Gadda strabiliato da Berto

Una strabiliante recensione di Gadda precede questa riedizione, scritta per “Terzo Programma”, la rivista dalla terza rete della radio Rai, nell’autunno del 1964, dopo il successo del libro-confessione. . Dopo aver celiato sulle ambasce dei tanti giurati dei premi Viareggio e Campiello che si contesero il male oscuro, e infine lo premiarono entrambi, l’ingegnere resta come a bocca aperta. Dovendo parlare del libro e non più della ricezione, parte evocando addirittura un “suggerimento cervantino”. Dà quindi atto a Berto, come se lui ne fosse un esperto, di corretta impostazione scientifica, di avere navigato cioè correttamente tra nevrosi e psicosi. E chiude senza parole, con una citazione di due-tre pagine del romanzo. Nel mezzo è come sopraffatto. Forse confuso. Come se qualcosa gli sfuggisse, di tanta spericolata originalità – anche se Berto esibiva una discendenza dalla gaddiana “Cognizione del dolore”. Cita profusamente “i Libri dei Libri”, cioè la Bibbia, l’ “Iliade” e l’ “Odissea”, l’ “Amleto”, “I fratelli Karamazov”, l’Erlebnis, esperienza o fatica del vivere, la dura necessità di Omero, “crateré ananke”, e naturalmente Manzoni. Ma non per ridere, per cercare di capire il romanzo.
Emanuele Trevi accompagna la riedizione collocando Berto nella psicoanalisi, e soprattutto nel secondo Novecento. Una lezione proficua per Celati, per Manganelli, e per Parise nel “suo capolavoro”, il postumo “L’odore del sangue”. Si legge in effetti come una sorta di autoanalisi, o di analisi davanti al pubblico come analista, muto, remoto.
Trovare dei padri a Berto, non solo per questo romanzo “diverso”, è ancora impresa aperta. Gli studiosi contemporaneisti lo tengono sempre in punta di bastone – i muri non sono caduti, non in Italia. Uno dei pochi testi fermi del secondo Novecento. Una pietra miliare, solida: un racconto sempre vivo, superbo.
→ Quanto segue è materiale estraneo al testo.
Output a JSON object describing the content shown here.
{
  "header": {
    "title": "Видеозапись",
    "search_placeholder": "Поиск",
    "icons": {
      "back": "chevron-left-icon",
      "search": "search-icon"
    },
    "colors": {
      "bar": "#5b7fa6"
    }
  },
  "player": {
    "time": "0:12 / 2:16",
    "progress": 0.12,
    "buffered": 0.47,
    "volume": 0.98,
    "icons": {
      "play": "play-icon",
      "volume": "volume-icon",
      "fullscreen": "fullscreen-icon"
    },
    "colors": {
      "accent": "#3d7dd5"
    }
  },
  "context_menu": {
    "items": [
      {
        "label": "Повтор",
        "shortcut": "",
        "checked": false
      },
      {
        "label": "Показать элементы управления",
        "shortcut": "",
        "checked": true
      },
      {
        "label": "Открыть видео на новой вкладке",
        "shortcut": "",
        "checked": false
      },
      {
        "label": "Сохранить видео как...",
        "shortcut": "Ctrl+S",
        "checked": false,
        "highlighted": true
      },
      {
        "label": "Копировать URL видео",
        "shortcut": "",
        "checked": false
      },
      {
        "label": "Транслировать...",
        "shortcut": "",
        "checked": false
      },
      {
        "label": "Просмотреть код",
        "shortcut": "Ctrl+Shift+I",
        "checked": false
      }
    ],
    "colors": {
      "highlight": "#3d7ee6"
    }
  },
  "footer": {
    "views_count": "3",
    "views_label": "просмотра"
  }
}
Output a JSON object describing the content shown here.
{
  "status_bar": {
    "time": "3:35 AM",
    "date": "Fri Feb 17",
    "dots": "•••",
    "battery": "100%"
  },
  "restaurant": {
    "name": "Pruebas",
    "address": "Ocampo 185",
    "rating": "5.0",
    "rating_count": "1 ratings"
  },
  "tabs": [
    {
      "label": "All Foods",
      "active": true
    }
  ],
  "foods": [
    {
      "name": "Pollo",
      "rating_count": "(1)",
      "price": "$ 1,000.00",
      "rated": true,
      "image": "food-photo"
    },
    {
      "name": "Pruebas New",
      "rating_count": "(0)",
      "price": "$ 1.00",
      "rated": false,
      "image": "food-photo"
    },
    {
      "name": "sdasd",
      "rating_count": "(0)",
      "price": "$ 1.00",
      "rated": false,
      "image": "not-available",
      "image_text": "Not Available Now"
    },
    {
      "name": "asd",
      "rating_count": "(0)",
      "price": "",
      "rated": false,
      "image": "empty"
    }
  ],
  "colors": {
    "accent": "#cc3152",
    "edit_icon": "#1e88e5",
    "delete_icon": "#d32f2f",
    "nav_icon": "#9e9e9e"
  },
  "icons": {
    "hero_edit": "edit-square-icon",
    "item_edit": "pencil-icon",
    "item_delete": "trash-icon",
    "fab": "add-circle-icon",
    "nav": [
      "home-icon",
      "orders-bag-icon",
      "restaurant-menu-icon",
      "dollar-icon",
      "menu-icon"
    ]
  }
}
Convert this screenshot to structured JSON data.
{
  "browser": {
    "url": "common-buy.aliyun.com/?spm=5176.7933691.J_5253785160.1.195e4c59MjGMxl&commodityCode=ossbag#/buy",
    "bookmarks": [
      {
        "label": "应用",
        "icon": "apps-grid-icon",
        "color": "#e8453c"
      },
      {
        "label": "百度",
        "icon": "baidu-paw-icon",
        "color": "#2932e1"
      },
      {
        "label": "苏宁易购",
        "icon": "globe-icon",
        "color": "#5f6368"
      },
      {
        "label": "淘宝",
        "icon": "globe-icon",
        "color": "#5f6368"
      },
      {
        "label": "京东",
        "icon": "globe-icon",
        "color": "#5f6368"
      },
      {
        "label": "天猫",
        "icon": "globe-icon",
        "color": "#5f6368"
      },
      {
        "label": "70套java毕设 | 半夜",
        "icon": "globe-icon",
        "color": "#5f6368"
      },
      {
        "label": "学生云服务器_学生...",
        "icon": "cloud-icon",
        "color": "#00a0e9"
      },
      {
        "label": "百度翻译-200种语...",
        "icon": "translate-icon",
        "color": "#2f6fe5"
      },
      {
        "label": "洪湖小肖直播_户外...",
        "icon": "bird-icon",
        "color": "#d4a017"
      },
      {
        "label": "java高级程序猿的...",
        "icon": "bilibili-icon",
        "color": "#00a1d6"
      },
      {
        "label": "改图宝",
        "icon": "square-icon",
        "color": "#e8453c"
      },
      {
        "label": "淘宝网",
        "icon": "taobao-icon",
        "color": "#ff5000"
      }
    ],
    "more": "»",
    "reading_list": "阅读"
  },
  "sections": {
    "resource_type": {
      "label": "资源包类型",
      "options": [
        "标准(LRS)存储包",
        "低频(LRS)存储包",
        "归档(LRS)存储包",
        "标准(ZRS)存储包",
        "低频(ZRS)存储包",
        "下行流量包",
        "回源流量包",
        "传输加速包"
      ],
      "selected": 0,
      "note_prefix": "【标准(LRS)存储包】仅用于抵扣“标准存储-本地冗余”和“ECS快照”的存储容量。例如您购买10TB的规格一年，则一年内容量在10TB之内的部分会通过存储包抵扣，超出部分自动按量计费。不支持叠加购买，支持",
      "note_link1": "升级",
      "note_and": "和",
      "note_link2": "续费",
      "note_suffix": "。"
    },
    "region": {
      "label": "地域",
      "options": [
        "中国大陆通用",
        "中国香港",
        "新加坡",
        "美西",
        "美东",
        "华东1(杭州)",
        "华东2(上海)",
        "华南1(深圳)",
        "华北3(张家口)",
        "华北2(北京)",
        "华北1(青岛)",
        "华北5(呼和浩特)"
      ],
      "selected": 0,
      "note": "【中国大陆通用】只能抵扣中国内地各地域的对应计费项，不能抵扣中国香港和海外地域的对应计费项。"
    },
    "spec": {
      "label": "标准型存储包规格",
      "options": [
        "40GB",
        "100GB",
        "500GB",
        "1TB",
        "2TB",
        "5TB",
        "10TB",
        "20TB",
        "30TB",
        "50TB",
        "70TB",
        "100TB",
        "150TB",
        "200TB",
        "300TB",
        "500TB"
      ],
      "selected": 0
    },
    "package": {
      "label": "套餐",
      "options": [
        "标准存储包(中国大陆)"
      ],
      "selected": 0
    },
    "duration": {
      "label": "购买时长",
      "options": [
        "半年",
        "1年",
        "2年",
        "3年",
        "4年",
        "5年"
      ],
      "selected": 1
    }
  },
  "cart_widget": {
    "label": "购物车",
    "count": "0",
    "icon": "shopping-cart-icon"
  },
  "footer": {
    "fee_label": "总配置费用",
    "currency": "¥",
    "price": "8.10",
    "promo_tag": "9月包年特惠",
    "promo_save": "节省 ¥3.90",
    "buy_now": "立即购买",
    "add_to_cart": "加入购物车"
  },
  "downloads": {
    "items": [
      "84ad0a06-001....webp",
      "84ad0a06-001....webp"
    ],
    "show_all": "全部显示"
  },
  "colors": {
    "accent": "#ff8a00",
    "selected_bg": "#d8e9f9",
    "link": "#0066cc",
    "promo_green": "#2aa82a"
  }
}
In anticipo anche sulla scrittura alluvionale, in realtà misuratissima, che si affermerà con Bernhard, come più propria del raccontare psicoanalitico. Che non è il flusso di coscienza joyciano, ma il racconto che si chiede la ragione del racconto, di agnizioni e rimozioni. E fa grande uso del magnetofono, della scrittura come del parlarsi addosso dall’analista. Nonché dei  selfie protratti della narrativa on the road. Il new writing Usa di fine Novecento ne è una filiazione, anche se non diretta. C’è pure l’eutanasia.